6/30/08 - What was the crumbling shack in that field before? A farm stand? A small home for someone making do? Whatever it once was, today it sags and bulges. From a window, a pink leg of some (once-loved?) stuffed beast droops. Memories left behind become just a part of the rubble.

Friday, June 13, 2008

Come and gone

Dan's birthday gathering was in the Thousand Islands. We stayed in a nice cottage on top of a big pile of rocks right on the river. Even though the weather wasn't spectacular all week, it was a great time. J made it up two days after the rest of us (because of a class), the guys got to spend an afternoon fishing for big 'uns, and we did an islands tour so we got to fantasize about having an island someday....

Looking down from our cottage

Sonny's run of trees sold out in < 1 minute. He's also sold some other large pieces recently. Awesome stuff.

I have a bunch of books to catch up on:
Book #8: Silencing the Past: Power and the Production of History by Michel-Rolph Trouillot. I was pretty disappointed in this. I was hoping for book of case studies detailing what had been buried and why. I got a lot more really dry academic definitions of history and its composition. The moments when he detailed what little is known of some of the true events surrounding Haiti's revolution, it gets more bearable - but just not the really cool analysis I thought it would be.

Tuesday, April 08, 2008

Check out the Trees

Sonny has a bunch of tree pieces that are going up on Tiny Showcase tonight at 7:30 pm. Check them out!

Sunday, April 06, 2008

Sustainable futures and social connections

We know that knowledge and understanding can help preserve what might otherwise be lost - places & landmarks of historical significance, understanding the past so as not be condemned to repeat it, the advent of ecotourism, etc. Even stronger than knowledge are relationships, social connections.

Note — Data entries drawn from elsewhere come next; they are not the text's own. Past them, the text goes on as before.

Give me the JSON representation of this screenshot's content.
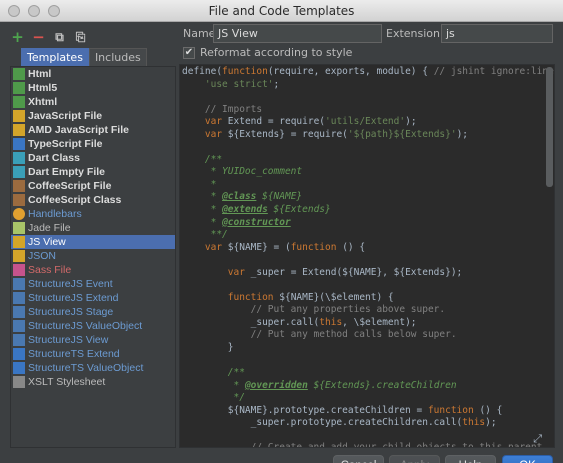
{
  "window": {
    "title": "File and Code Templates"
  },
  "toolbar": {
    "add": "+",
    "remove": "−",
    "copy": "⧉",
    "reset": "⎘"
  },
  "tabs": [
    {
      "label": "Templates",
      "active": true
    },
    {
      "label": "Includes",
      "active": false
    }
  ],
  "templates": [
    {
      "label": "Html",
      "icon": "html-file-icon",
      "style": "bold",
      "color": "c-html"
    },
    {
      "label": "Html5",
      "icon": "html-file-icon",
      "style": "bold",
      "color": "c-html"
    },
    {
      "label": "Xhtml",
      "icon": "html-file-icon",
      "style": "bold",
      "color": "c-html"
    },
    {
      "label": "JavaScript File",
      "icon": "javascript-file-icon",
      "style": "bold",
      "color": "c-js"
    },
    {
      "label": "AMD JavaScript File",
      "icon": "javascript-file-icon",
      "style": "bold",
      "color": "c-js"
    },
    {
      "label": "TypeScript File",
      "icon": "typescript-file-icon",
      "style": "bold",
      "color": "c-ts"
    },
    {
      "label": "Dart Class",
      "icon": "dart-file-icon",
      "style": "bold",
      "color": "c-dart"
    },
    {
      "label": "Dart Empty File",
      "icon": "dart-file-icon",
      "style": "bold",
      "color": "c-dart"
    },
    {
      "label": "CoffeeScript File",
      "icon": "coffeescript-file-icon",
      "style": "bold",
      "color": "c-coffee"
    },
    {
      "label": "CoffeeScript Class",
      "icon": "coffeescript-file-icon",
      "style": "bold",
      "color": "c-coffee"
    },
    {
      "label": "Handlebars",
      "icon": "handlebars-file-icon",
      "style": "blue",
      "color": "c-hbs"
    },
    {
      "label": "Jade File",
      "icon": "jade-file-icon",
      "style": "plain",
      "color": "c-jade"
    },
    {
      "label": "JS View",
      "icon": "javascript-file-icon",
      "style": "blue",
      "color": "c-js",
      "selected": true
    },
    {
      "label": "JSON",
      "icon": "json-file-icon",
      "style": "blue",
      "color": "c-js"
    },
    {
      "label": "Sass File",
      "icon": "sass-file-icon",
      "style": "red",
      "color": "c-sass"
    },
    {
      "label": "StructureJS Event",
      "icon": "javascript-file-icon",
      "style": "blue",
      "color": "c-sjs"
    },
    {
      "label": "StructureJS Extend",
      "icon": "javascript-file-icon",
      "style": "blue",
      "color": "c-sjs"
    },
    {
      "label": "StructureJS Stage",
      "icon": "javascript-file-icon",
      "style": "blue",
      "color": "c-sjs"
    },
    {
      "label": "StructureJS ValueObject",
      "icon": "javascript-file-icon",
      "style": "blue",
      "color": "c-sjs"
    },
    {
      "label": "StructureJS View",
      "icon": "javascript-file-icon",
      "style": "blue",
      "color": "c-sjs"
    },
    {
      "label": "StructureTS Extend",
      "icon": "typescript-file-icon",
      "style": "blue",
      "color": "c-ts"
    },
    {
      "label": "StructureTS ValueObject",
      "icon": "typescript-file-icon",
      "style": "blue",
      "color": "c-ts"
    },
    {
      "label": "XSLT Stylesheet",
      "icon": "xslt-file-icon",
      "style": "plain",
      "color": "c-xslt"
    }
  ],
  "form": {
    "name_label": "Name:",
    "name_value": "JS View",
    "extension_label": "Extension:",
    "extension_value": "js",
    "reformat_label": "Reformat according to style",
    "reformat_checked": true
  },
  "code_lines": [
    [
      [
        "",
        "define("
      ],
      [
        "kw",
        "function"
      ],
      [
        "",
        "(require, exports, module) { "
      ],
      [
        "cmt",
        "// jshint ignore:line"
      ]
    ],
    [
      [
        "",
        "    "
      ],
      [
        "str",
        "'use strict'"
      ],
      [
        "",
        ";"
      ]
    ],
    [
      [
        "",
        ""
      ]
    ],
    [
      [
        "",
        "    "
      ],
      [
        "cmt",
        "// Imports"
      ]
    ],
    [
      [
        "",
        "    "
      ],
      [
        "kw",
        "var"
      ],
      [
        "",
        " Extend = require("
      ],
      [
        "str",
        "'utils/Extend'"
      ],
      [
        "",
        ");"
      ]
    ],
    [
      [
        "",
        "    "
      ],
      [
        "kw",
        "var"
      ],
      [
        "",
        " ${Extends} = require("
      ],
      [
        "str",
        "'${path}${Extends}'"
      ],
      [
        "",
        ");"
      ]
    ],
    [
      [
        "",
        ""
      ]
    ],
    [
      [
        "",
        "    "
      ],
      [
        "doc",
        "/**"
      ]
    ],
    [
      [
        "",
        "     "
      ],
      [
        "doc",
        "* YUIDoc_comment"
      ]
    ],
    [
      [
        "",
        "     "
      ],
      [
        "doc",
        "*"
      ]
    ],
    [
      [
        "",
        "     "
      ],
      [
        "doc",
        "* "
      ],
      [
        "tag",
        "@class"
      ],
      [
        "doc",
        " ${NAME}"
      ]
    ],
    [
      [
        "",
        "     "
      ],
      [
        "doc",
        "* "
      ],
      [
        "tag",
        "@extends"
      ],
      [
        "doc",
        " ${Extends}"
      ]
    ],
    [
      [
        "",
        "     "
      ],
      [
        "doc",
        "* "
      ],
      [
        "tag",
        "@constructor"
      ]
    ],
    [
      [
        "",
        "     "
      ],
      [
        "doc",
        "**/"
      ]
    ],
    [
      [
        "",
        "    "
      ],
      [
        "kw",
        "var"
      ],
      [
        "",
        " ${NAME} = ("
      ],
      [
        "kw",
        "function"
      ],
      [
        "",
        " () {"
      ]
    ],
    [
      [
        "",
        ""
      ]
    ],
    [
      [
        "",
        "        "
      ],
      [
        "kw",
        "var"
      ],
      [
        "",
        " _super = Extend(${NAME}, ${Extends});"
      ]
    ],
    [
      [
        "",
        ""
      ]
    ],
    [
      [
        "",
        "        "
      ],
      [
        "kw",
        "function"
      ],
      [
        "",
        " ${NAME}(\\$element) {"
      ]
    ],
    [
      [
        "",
        "            "
      ],
      [
        "cmt",
        "// Put any properties above super."
      ]
    ],
    [
      [
        "",
        "            _super.call("
      ],
      [
        "kw",
        "this"
      ],
      [
        "",
        ", \\$element);"
      ]
    ],
    [
      [
        "",
        "            "
      ],
      [
        "cmt",
        "// Put any method calls below super."
      ]
    ],
    [
      [
        "",
        "        }"
      ]
    ],
    [
      [
        "",
        ""
      ]
    ],
    [
      [
        "",
        "        "
      ],
      [
        "doc",
        "/**"
      ]
    ],
    [
      [
        "",
        "         "
      ],
      [
        "doc",
        "* "
      ],
      [
        "tag",
        "@overridden"
      ],
      [
        "doc",
        " ${Extends}.createChildren"
      ]
    ],
    [
      [
        "",
        "         "
      ],
      [
        "doc",
        "*/"
      ]
    ],
    [
      [
        "",
        "        ${NAME}.prototype.createChildren = "
      ],
      [
        "kw",
        "function"
      ],
      [
        "",
        " () {"
      ]
    ],
    [
      [
        "",
        "            _super.prototype.createChildren.call("
      ],
      [
        "kw",
        "this"
      ],
      [
        "",
        ");"
      ]
    ],
    [
      [
        "",
        ""
      ]
    ],
    [
      [
        "",
        "            "
      ],
      [
        "cmt",
        "// Create and add your child objects to this parent"
      ]
    ]
  ],
  "buttons": {
    "cancel": "Cancel",
    "apply": "Apply",
    "help": "Help",
    "ok": "OK"
  }
}
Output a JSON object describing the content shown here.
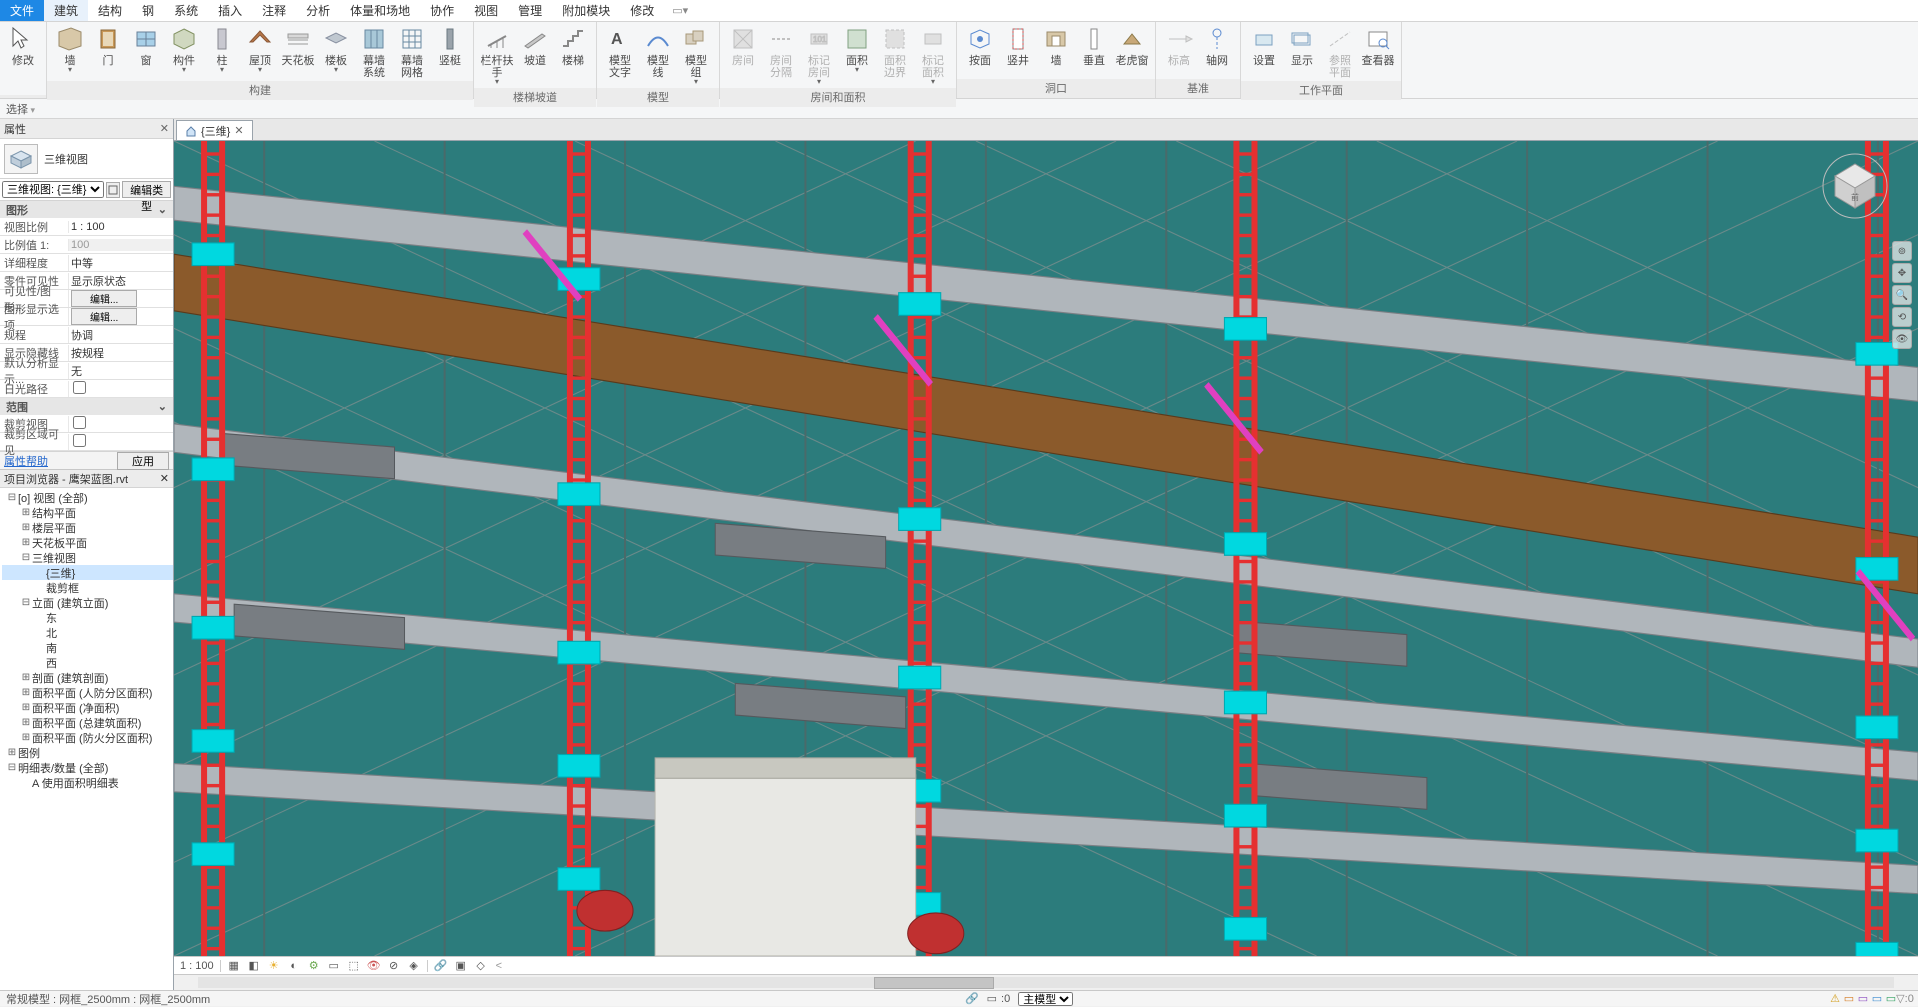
{
  "menu": {
    "file": "文件",
    "items": [
      "建筑",
      "结构",
      "钢",
      "系统",
      "插入",
      "注释",
      "分析",
      "体量和场地",
      "协作",
      "视图",
      "管理",
      "附加模块",
      "修改"
    ],
    "active": "建筑"
  },
  "selectbar": {
    "label": "选择"
  },
  "ribbon": {
    "groups": [
      {
        "title": "",
        "buttons": [
          {
            "k": "modify",
            "label": "修改",
            "icon": "cursor"
          }
        ]
      },
      {
        "title": "构建",
        "buttons": [
          {
            "k": "wall",
            "label": "墙",
            "icon": "wall",
            "drop": true
          },
          {
            "k": "door",
            "label": "门",
            "icon": "door"
          },
          {
            "k": "window",
            "label": "窗",
            "icon": "window"
          },
          {
            "k": "component",
            "label": "构件",
            "icon": "component",
            "drop": true
          },
          {
            "k": "column",
            "label": "柱",
            "icon": "column",
            "drop": true
          },
          {
            "k": "roof",
            "label": "屋顶",
            "icon": "roof",
            "drop": true
          },
          {
            "k": "ceiling",
            "label": "天花板",
            "icon": "ceiling"
          },
          {
            "k": "floor",
            "label": "楼板",
            "icon": "floor",
            "drop": true
          },
          {
            "k": "curtainsys",
            "label": "幕墙\n系统",
            "icon": "curtainsys"
          },
          {
            "k": "curtaingrid",
            "label": "幕墙\n网格",
            "icon": "curtaingrid"
          },
          {
            "k": "mullion",
            "label": "竖梃",
            "icon": "mullion"
          }
        ]
      },
      {
        "title": "楼梯坡道",
        "buttons": [
          {
            "k": "railing",
            "label": "栏杆扶手",
            "icon": "railing",
            "drop": true
          },
          {
            "k": "ramp",
            "label": "坡道",
            "icon": "ramp"
          },
          {
            "k": "stair",
            "label": "楼梯",
            "icon": "stair"
          }
        ]
      },
      {
        "title": "模型",
        "buttons": [
          {
            "k": "modeltext",
            "label": "模型\n文字",
            "icon": "mtext"
          },
          {
            "k": "modelline",
            "label": "模型\n线",
            "icon": "mline"
          },
          {
            "k": "modelgroup",
            "label": "模型\n组",
            "icon": "mgroup",
            "drop": true
          }
        ]
      },
      {
        "title": "房间和面积",
        "buttons": [
          {
            "k": "room",
            "label": "房间",
            "icon": "room",
            "disabled": true
          },
          {
            "k": "roomsep",
            "label": "房间\n分隔",
            "icon": "roomsep",
            "disabled": true
          },
          {
            "k": "tagroom",
            "label": "标记\n房间",
            "icon": "tagroom",
            "drop": true,
            "disabled": true
          },
          {
            "k": "area",
            "label": "面积",
            "icon": "area",
            "drop": true
          },
          {
            "k": "areabnd",
            "label": "面积\n边界",
            "icon": "areabnd",
            "disabled": true
          },
          {
            "k": "tagarea",
            "label": "标记\n面积",
            "icon": "tagarea",
            "drop": true,
            "disabled": true
          }
        ]
      },
      {
        "title": "",
        "buttons": [
          {
            "k": "byface",
            "label": "按面",
            "icon": "byface"
          },
          {
            "k": "shaft",
            "label": "竖井",
            "icon": "shaft"
          },
          {
            "k": "owall",
            "label": "墙",
            "icon": "owall"
          },
          {
            "k": "vert",
            "label": "垂直",
            "icon": "vert"
          },
          {
            "k": "dormer",
            "label": "老虎窗",
            "icon": "dormer"
          }
        ],
        "etitle": "洞口"
      },
      {
        "title": "基准",
        "buttons": [
          {
            "k": "level",
            "label": "标高",
            "icon": "level",
            "disabled": true
          },
          {
            "k": "grid",
            "label": "轴网",
            "icon": "grid"
          }
        ]
      },
      {
        "title": "工作平面",
        "buttons": [
          {
            "k": "set",
            "label": "设置",
            "icon": "set"
          },
          {
            "k": "show",
            "label": "显示",
            "icon": "show"
          },
          {
            "k": "refplane",
            "label": "参照\n平面",
            "icon": "refplane",
            "disabled": true
          },
          {
            "k": "viewer",
            "label": "查看器",
            "icon": "viewer"
          }
        ]
      }
    ]
  },
  "tabs": {
    "hometip": "",
    "current": "{三维}"
  },
  "properties": {
    "title": "属性",
    "type": "三维视图",
    "selector": "三维视图: {三维}",
    "editType": "编辑类型",
    "cats": [
      {
        "name": "图形",
        "rows": [
          {
            "k": "视图比例",
            "v": "1 : 100"
          },
          {
            "k": "比例值 1:",
            "v": "100",
            "ro": true
          },
          {
            "k": "详细程度",
            "v": "中等"
          },
          {
            "k": "零件可见性",
            "v": "显示原状态"
          },
          {
            "k": "可见性/图形...",
            "btn": "编辑..."
          },
          {
            "k": "图形显示选项",
            "btn": "编辑..."
          },
          {
            "k": "规程",
            "v": "协调"
          },
          {
            "k": "显示隐藏线",
            "v": "按规程"
          },
          {
            "k": "默认分析显示...",
            "v": "无"
          },
          {
            "k": "日光路径",
            "chk": false
          }
        ]
      },
      {
        "name": "范围",
        "rows": [
          {
            "k": "裁剪视图",
            "chk": false
          },
          {
            "k": "裁剪区域可见",
            "chk": false
          }
        ]
      }
    ],
    "help": "属性帮助",
    "apply": "应用"
  },
  "browser": {
    "title": "项目浏览器 - 鹰架蓝图.rvt",
    "tree": [
      {
        "d": 0,
        "tw": "-",
        "icon": "root",
        "label": "[o] 视图 (全部)"
      },
      {
        "d": 1,
        "tw": "+",
        "label": "结构平面"
      },
      {
        "d": 1,
        "tw": "+",
        "label": "楼层平面"
      },
      {
        "d": 1,
        "tw": "+",
        "label": "天花板平面"
      },
      {
        "d": 1,
        "tw": "-",
        "label": "三维视图"
      },
      {
        "d": 2,
        "tw": "",
        "label": "{三维}",
        "sel": true
      },
      {
        "d": 2,
        "tw": "",
        "label": "裁剪框"
      },
      {
        "d": 1,
        "tw": "-",
        "label": "立面 (建筑立面)"
      },
      {
        "d": 2,
        "tw": "",
        "label": "东"
      },
      {
        "d": 2,
        "tw": "",
        "label": "北"
      },
      {
        "d": 2,
        "tw": "",
        "label": "南"
      },
      {
        "d": 2,
        "tw": "",
        "label": "西"
      },
      {
        "d": 1,
        "tw": "+",
        "label": "剖面 (建筑剖面)"
      },
      {
        "d": 1,
        "tw": "+",
        "label": "面积平面 (人防分区面积)"
      },
      {
        "d": 1,
        "tw": "+",
        "label": "面积平面 (净面积)"
      },
      {
        "d": 1,
        "tw": "+",
        "label": "面积平面 (总建筑面积)"
      },
      {
        "d": 1,
        "tw": "+",
        "label": "面积平面 (防火分区面积)"
      },
      {
        "d": 0,
        "tw": "+",
        "icon": "leg",
        "label": "图例"
      },
      {
        "d": 0,
        "tw": "-",
        "icon": "sch",
        "label": "明细表/数量 (全部)"
      },
      {
        "d": 1,
        "tw": "",
        "label": "A 使用面积明细表"
      }
    ]
  },
  "viewctrl": {
    "scale": "1 : 100",
    "icons": [
      "graph",
      "sun",
      "shadow",
      "crop",
      "cropvis",
      "hide",
      "reveal",
      "constr",
      "sect",
      "link",
      "temp",
      "box"
    ]
  },
  "status": {
    "msg": "常规模型 : 网框_2500mm : 网框_2500mm",
    "zero": ":0",
    "model": "主模型",
    "ricons": [
      "warn",
      "sel1",
      "sel2",
      "sel3",
      "sel4",
      "filter"
    ],
    "rzero": ":0"
  },
  "colors": {
    "accent": "#1e88e5",
    "red": "#e53030",
    "cyan": "#00d8e0",
    "brown": "#8b5a2b",
    "teal": "#2c7c7c",
    "steel": "#9aa3ab"
  }
}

I like the idea of Crop to Cup a company that brokers family-grown coffee, but also provides tools so that end users, the coffee drinkers, can connect online with the growers, roasters, etc. who are behind it. It's bound to increase their loyalty to the product and their willingness to pay...

Then the other night I was watching Jean-Michel Cousteau and there was a segment where Celine Cousteau visited Amazon Herb Co. Dedicated to "a positive sustainable future for the rainforest and its inhabitants", the company sells herbal products derived from traditional remedies found in the rainforest. What I love is that it is all maintained in a sustainable way. Where they grow the herbs is the rainforest - they have not discovered a product and obliterated everything else to produce items to sell en masse.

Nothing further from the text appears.